Money Scale
Kids & Teens
Lesson 5 of 245 min45 XP
Kids & Teens · Money basics

How banks actually work (and why your money is safe)

Banks aren't piles of cash in a vault. They're regulated, insured, and pay you for keeping money there.

When you deposit money at a bank, the bank lends some of it out (mortgages, car loans, business loans) and keeps the rest available for you. They make money on the spread. You get safety, ATM access, and a tiny bit of interest.

Two account types every teen should know

  • CHECKING — for spending. Comes with a debit card. Pays almost no interest.
  • SAVINGS — for storing. Pays interest. Limit on monthly transfers (sometimes).

$250,000

FDIC insured per depositor, per bank

If your bank fails, the federal government replaces your money up to $250k — it's never happened that an FDIC-insured deposit was lost.

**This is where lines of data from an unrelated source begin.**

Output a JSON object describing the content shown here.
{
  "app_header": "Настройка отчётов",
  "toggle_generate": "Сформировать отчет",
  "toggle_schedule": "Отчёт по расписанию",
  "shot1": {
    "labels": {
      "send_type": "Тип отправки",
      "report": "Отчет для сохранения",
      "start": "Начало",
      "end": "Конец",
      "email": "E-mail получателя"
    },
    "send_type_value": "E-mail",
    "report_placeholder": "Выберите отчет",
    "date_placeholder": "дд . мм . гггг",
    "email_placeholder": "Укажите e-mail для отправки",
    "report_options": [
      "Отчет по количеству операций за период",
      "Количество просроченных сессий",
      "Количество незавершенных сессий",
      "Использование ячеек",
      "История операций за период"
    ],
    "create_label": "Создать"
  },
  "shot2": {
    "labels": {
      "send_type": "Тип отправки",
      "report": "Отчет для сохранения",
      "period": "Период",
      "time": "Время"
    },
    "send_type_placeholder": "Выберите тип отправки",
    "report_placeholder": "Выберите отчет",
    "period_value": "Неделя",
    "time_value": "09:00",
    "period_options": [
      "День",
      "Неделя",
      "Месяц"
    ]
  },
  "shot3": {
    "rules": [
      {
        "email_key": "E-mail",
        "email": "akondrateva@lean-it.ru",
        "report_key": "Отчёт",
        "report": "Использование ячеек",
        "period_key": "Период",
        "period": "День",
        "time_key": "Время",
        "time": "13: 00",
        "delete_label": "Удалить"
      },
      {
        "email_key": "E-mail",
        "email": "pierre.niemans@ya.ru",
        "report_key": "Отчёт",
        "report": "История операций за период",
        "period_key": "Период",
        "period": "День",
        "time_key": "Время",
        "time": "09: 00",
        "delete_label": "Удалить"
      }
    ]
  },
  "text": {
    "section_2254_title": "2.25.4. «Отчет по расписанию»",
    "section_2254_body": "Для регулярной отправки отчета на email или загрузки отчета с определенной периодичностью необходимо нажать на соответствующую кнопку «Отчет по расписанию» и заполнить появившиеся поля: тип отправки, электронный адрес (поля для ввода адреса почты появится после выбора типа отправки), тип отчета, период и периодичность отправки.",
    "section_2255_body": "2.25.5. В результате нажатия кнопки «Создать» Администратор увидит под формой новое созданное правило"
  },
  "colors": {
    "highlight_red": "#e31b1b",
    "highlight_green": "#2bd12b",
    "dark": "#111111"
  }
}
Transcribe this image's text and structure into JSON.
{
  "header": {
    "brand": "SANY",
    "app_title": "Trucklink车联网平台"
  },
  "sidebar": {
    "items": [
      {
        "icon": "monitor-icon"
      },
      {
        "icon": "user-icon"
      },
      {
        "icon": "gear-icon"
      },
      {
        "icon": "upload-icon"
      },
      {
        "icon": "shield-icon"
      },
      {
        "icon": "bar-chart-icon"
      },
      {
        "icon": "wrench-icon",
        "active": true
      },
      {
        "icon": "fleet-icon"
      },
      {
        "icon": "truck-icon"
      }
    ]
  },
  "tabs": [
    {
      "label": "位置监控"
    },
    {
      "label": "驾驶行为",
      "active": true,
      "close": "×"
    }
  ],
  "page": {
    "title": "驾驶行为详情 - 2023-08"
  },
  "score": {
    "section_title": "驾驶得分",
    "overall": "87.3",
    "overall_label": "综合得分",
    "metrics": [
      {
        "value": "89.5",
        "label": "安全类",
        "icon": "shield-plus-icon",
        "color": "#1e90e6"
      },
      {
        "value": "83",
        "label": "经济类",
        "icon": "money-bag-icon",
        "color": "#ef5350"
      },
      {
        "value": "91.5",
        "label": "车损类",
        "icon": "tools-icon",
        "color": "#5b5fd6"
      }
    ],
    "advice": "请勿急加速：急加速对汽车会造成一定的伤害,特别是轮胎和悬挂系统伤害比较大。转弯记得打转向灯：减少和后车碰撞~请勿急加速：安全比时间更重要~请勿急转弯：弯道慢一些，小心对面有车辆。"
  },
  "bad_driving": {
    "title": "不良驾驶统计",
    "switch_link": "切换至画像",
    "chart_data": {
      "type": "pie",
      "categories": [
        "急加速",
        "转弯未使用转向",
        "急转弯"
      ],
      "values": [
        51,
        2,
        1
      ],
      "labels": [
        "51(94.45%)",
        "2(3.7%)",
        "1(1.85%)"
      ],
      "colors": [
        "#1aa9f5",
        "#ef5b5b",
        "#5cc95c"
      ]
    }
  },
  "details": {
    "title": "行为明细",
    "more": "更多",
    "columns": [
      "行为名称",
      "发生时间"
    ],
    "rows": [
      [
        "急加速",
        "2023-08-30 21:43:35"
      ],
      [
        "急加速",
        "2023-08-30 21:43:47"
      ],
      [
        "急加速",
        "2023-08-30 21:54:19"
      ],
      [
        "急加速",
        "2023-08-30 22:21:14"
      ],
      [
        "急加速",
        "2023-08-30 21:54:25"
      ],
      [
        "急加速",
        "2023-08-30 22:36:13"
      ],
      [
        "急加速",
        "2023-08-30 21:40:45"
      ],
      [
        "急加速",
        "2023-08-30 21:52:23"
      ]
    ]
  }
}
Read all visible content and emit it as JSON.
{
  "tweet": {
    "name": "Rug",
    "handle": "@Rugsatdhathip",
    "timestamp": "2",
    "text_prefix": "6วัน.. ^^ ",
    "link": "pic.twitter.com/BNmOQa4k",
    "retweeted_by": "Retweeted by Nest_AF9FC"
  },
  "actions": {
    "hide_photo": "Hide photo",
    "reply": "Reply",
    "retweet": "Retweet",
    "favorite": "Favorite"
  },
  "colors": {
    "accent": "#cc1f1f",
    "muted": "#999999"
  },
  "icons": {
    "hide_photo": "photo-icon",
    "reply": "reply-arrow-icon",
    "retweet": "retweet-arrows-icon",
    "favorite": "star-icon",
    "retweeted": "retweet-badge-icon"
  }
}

Your routing & account numbers

  • ROUTING number — identifies the bank (9 digits, same for everyone at that bank).
  • ACCOUNT number — identifies YOU at that bank.
  • These two together let employers direct deposit your paycheck.
HYSA = High-Yield Savings Account

Online banks (Ally, Marcus, SoFi, Discover) often pay 3.75–4.25% APY while big-bank savings pays 0.01%. Same FDIC insurance, way more interest.

Real life: meet Maya, 16, opens her first checking

Maya needs a checking account for her summer job's direct deposit. Her parent helps her open a free student checking at a credit union. She gets a debit card, sets a $20/week auto-transfer to a HYSA, and earns $10 in interest her first year.

$0 fees · $10 first-year interest · ~4.0% APY on HYSA

Takeaway

Banks are tools. Use a free checking for spending, an HYSA for saving, and check that both are FDIC (or NCUA at credit unions) insured.

Quick check · 45 XP

How much of your money is FDIC insured per bank?

For parents & teachers

Takeaway: Knowing the difference between checking and savings — and what FDIC actually means — removes most of the mystery around banks.

Try together: Visit FDIC EDIE together (edie.fdic.gov) and walk through what would happen to a hypothetical $300k spread across two banks vs one.